Required input parameters:¶
- variable
The input variable. May be a multi-channel variable, in which case both the name of the variable and the channels must be given. Only one variable should be specified, otherwise the filter will stop with an error.
Optional input parameters:¶
- select minimum
If true, output will contain 1 in one location per record where the input variable is minimum within that record. Default: false.
- select maximum
If true, output will contain 1 in one location per record where the input variable is maximum within that record. Default: false.
- select median
If true, output will contain 1 in one location per record where the input variable is closest to the median of all values of the input variable within that record. Default: false.
- select mean
If true, output will contain 1 in one location per record where the input variable is closest to the mean computed from values of the input variable within that record. Default: false.
- force select
If true, a record for which all values of the input variable are missing will still result in a 1 at the first location in each record. Default: false, the output would be all 0’s at locations of a record with all missing values of the input variable.

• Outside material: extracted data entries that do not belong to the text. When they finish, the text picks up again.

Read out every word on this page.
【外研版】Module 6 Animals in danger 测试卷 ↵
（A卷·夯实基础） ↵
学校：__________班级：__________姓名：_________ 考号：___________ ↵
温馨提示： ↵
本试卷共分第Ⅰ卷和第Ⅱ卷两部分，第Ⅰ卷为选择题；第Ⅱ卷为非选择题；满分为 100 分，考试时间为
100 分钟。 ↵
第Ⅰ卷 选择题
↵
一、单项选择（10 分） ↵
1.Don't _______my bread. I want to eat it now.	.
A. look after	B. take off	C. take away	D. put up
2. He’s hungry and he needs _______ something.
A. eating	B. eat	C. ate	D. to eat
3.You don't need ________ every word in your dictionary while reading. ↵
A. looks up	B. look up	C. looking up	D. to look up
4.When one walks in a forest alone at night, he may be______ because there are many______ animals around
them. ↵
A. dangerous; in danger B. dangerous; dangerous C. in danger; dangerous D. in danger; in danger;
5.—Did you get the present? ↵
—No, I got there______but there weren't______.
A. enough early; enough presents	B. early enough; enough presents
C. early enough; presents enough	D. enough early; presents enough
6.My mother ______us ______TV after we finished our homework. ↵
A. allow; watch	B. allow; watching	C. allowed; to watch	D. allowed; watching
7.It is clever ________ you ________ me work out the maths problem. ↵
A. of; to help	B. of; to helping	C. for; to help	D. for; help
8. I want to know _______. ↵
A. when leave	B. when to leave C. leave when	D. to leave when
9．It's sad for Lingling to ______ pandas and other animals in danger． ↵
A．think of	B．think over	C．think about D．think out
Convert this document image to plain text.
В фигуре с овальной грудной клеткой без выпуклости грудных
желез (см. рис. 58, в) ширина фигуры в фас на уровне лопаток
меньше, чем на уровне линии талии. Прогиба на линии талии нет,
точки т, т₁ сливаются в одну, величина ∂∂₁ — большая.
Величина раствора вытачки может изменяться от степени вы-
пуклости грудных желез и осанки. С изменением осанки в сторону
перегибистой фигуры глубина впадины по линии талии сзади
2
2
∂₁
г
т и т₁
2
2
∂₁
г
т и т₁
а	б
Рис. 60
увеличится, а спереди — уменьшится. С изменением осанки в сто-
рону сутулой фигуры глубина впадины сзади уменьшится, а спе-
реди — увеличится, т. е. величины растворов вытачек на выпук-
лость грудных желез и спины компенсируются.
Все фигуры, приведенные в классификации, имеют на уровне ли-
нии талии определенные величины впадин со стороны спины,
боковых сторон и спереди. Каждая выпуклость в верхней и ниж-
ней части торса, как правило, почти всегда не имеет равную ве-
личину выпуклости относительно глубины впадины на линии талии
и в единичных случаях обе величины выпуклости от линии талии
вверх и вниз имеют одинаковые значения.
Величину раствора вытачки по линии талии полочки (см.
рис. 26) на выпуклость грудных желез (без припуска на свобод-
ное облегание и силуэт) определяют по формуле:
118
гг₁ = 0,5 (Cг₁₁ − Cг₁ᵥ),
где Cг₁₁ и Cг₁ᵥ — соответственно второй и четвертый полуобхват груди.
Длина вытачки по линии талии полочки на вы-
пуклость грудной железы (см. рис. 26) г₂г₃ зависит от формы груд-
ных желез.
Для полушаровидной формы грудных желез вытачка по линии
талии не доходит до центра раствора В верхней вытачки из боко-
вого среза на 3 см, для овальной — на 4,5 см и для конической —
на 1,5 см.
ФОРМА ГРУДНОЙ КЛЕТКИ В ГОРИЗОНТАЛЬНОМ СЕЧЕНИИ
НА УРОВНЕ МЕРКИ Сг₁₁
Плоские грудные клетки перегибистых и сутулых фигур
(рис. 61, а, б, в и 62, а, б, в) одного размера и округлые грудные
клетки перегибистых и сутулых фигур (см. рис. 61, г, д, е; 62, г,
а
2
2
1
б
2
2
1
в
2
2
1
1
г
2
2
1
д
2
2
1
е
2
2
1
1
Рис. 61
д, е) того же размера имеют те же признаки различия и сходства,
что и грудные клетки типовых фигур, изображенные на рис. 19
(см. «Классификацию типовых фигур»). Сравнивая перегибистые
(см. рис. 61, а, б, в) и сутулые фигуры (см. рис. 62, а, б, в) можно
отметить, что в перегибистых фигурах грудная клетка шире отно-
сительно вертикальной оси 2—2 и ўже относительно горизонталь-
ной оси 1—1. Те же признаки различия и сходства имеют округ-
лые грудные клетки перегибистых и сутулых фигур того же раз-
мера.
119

Note that any or all of the select ...
options can be set to true
- the output could then contain multiple 1’s per record. The 1’s do not add: for example, if selecting both mean and median, and they happen to be in the same location in one record, that location is still 1 in the output. If none of the select ...
options are true
, the output is all 0’s.
The “where” option is supported. By default, this ObsFunction only ignores missing values in the input variable. If some locations are required to be excluded from calculation of the statistic(s) to be selected, where the ObsValue is missing or a QC flag is set, then this must be made explicit in a where
clause.
Example configuration:¶
An example with a multi-channel variable:
obs function:
name: IntObsFunction/SelectStatistic
options:
where:
- variable:
name: ObsValue/var1
is_defined:
- variable:
name: QCflagsData/var2
is_in: 0
variable:
- name: MetaData/input_data
channels: 1-3
select minimum: true
select maximum: true
Assuming the observations have been grouped into records (an example of grouping can be found in Profile consistency checks), this will return a 3-channel output with 1 in the locations of the minimum and maximum values of MetaData/input_data
in each channel of each record. This excludes locations with missing values of ObsValue/var1
, and locations where ObsValue/var2
has not passed QC so far. That is, 1 is only written to the locations where MetaData/input_data
is lowest and highest out of the subset in each channel, each record, that satisfy both “where” conditions.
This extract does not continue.